Since then, Palmquist has trained teachers, parents, counselors and anyone else interested in the techniques, so they in turn can teach the skills to students. Palmquist also visits schools and kids programs, leading youngsters in yoga lessons for self control, self-awareness and inner calm. Take 5 is based on five 5-minute exercises that allow youth to choose the best way to handle their stress.
“It’s about taking a break from the chaotic environment,” Palmquist said.
“Our mind and body can’t keep up with our world,” she added. “There is so much stimulation all the time. We need to disconnect.”
Schools and families expect kids to keep up, hurry up, sit still and focus all at the same time.
That dichotomy is most noticeable in the classroom.
“The learning environment is different than our real lives,” Palmquist said.
Kids who can’t shift quickly between overstimulated and quiet worlds tend to get in trouble for their fidgeting, noise-making and all around disruptive behavior. When kids lose control in the classroom, they are sent to a corner or to the hallway where they are expected to calm down and not focus on the disruption and the shame that follows public discipline.
“Instead of making kids think, 'There is something wrong with you' -- which is a terrible message -- let’s invite them to take five deep breaths with us,” Palmquist said.
Take 5 begins with a simple unobtrusive hand signal -- hands are put together to form a T, followed by raising the hand with all five fingers extended. The teacher can silently acknowledge the signal, and the child is free to take action whether it is moving to “a safety zone” or “putting his head down on his desk.”
“It allows them to regroup and recognize a problem,” Palmquist said, “instead of sending them to a naughty seat in the bad room.”
Take 5 techniques range deep breathing exercises to positive mantras -- such as making buzzing bee sounds to repeating affirming statements like "I am calm, I am in control." Techniques include various movements from Happy Elephant to stretches and yoga poses. Another technique invites students to doodle or journal, focusing on things that make them happy, places they would rather be or people who make them feel good. Another Take 5 exercise encourages people to talk it out or accept the comfort of physical touch such as holding "pancake hands."

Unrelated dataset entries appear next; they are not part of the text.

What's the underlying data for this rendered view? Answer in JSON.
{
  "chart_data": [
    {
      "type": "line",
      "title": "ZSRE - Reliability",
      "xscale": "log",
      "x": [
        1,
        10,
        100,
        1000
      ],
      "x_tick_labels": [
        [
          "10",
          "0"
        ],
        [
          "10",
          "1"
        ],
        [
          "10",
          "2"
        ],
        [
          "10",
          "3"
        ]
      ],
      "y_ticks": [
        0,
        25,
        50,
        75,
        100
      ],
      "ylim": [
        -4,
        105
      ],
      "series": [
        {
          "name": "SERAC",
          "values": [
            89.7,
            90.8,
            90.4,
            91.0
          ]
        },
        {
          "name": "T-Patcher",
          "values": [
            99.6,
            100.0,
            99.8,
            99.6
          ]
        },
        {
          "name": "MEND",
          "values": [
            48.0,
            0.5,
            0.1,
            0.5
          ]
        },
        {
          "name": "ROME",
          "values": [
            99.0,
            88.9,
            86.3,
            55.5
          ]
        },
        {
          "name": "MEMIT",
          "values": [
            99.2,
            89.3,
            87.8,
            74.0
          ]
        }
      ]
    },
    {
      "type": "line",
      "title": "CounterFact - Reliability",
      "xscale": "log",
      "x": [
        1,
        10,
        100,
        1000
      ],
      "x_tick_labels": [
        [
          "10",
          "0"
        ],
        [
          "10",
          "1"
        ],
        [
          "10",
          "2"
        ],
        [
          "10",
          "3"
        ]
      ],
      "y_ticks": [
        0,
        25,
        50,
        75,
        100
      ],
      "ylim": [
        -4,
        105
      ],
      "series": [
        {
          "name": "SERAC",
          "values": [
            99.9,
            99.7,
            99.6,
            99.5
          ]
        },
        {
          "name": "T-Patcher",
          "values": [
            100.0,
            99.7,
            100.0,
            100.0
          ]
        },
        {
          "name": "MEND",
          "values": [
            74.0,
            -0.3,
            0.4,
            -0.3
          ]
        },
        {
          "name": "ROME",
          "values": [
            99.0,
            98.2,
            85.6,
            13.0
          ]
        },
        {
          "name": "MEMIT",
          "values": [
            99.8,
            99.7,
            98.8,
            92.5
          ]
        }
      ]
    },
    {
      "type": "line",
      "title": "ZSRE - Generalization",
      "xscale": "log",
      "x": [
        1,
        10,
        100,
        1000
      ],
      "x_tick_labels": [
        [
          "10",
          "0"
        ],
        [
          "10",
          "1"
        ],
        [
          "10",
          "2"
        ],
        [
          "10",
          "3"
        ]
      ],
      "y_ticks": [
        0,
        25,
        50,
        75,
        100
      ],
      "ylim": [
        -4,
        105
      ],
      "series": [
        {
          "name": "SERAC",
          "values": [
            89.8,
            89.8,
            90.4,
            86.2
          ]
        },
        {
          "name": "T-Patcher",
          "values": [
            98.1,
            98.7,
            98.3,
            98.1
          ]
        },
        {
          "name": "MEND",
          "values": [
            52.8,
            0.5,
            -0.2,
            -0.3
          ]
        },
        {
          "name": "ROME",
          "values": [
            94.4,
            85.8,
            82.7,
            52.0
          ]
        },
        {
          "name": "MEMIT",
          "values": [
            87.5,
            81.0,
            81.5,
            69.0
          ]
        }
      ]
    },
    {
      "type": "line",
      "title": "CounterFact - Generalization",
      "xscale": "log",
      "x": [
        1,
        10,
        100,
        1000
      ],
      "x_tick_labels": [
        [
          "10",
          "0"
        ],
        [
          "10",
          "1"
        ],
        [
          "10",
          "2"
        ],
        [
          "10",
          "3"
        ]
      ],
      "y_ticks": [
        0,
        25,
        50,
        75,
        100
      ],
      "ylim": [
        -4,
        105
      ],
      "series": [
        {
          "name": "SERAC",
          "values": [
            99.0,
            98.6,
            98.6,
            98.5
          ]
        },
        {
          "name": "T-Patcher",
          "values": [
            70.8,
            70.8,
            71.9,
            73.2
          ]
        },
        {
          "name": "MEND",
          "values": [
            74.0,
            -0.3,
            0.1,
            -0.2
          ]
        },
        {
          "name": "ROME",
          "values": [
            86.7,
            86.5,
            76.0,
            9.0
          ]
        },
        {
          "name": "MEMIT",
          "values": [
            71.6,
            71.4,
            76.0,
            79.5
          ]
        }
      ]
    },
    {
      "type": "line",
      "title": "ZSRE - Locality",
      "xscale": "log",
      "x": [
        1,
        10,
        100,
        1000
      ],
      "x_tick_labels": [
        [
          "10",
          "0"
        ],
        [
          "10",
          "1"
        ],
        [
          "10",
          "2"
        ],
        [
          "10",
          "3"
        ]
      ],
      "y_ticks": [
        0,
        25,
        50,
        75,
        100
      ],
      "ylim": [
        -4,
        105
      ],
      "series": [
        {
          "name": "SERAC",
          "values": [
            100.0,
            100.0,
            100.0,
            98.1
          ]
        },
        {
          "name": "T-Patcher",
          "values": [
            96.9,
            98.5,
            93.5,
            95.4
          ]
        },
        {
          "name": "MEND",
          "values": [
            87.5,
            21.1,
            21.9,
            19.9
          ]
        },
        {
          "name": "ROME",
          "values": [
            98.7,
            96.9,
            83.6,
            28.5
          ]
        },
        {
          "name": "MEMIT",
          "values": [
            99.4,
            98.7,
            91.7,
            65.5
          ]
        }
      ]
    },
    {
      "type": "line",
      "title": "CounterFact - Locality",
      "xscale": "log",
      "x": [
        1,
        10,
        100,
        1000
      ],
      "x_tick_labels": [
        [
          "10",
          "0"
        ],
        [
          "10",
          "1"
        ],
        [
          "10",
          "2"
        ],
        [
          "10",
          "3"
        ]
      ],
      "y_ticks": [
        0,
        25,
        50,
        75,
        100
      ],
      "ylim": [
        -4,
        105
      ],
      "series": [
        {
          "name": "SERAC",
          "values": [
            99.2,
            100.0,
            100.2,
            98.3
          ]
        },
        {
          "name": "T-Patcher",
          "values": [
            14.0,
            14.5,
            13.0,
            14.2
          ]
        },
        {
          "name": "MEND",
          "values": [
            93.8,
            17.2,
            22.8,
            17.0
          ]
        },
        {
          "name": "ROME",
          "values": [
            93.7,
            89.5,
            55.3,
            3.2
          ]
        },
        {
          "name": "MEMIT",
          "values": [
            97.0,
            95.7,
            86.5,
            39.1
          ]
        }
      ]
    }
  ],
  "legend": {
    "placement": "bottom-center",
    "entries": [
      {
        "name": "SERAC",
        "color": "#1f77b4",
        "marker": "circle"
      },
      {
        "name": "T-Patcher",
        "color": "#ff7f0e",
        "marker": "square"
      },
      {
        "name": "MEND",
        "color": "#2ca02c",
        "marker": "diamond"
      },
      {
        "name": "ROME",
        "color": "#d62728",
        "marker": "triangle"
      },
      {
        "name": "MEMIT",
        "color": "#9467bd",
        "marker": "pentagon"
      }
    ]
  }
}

Although Take 5 sounds “new wave-ish,” Palmquist says, centuries of practice show it is effective and safe.
Often school administrators say they do not have the physical space, the time or staff or the money to provide programs like Take 5. But Palmquist says classrooms need nothing more than a yoga mat. And once children and school staff know the techniques, it takes a matter of seconds to give children permission to excuse themselves and regroup.
“When you feel connected to your body, you make good choices,” Palmquist said. “It is not something you teach and fail at.”
And she makes a modern-day comparison. Just as our smartphones, laptops and iPods need to power down and recharge, so do people.
“It is not a bad thing,” she said. “We need to be OK with stillness, quiet and hanging out with our own thoughts.”
It's not only a philosophy Palmquist lives by, but one she feels obligated to share.
“You can’t keep this knowledge from people if you can save a life,” Palmquist said. “This is what I was put here to do.”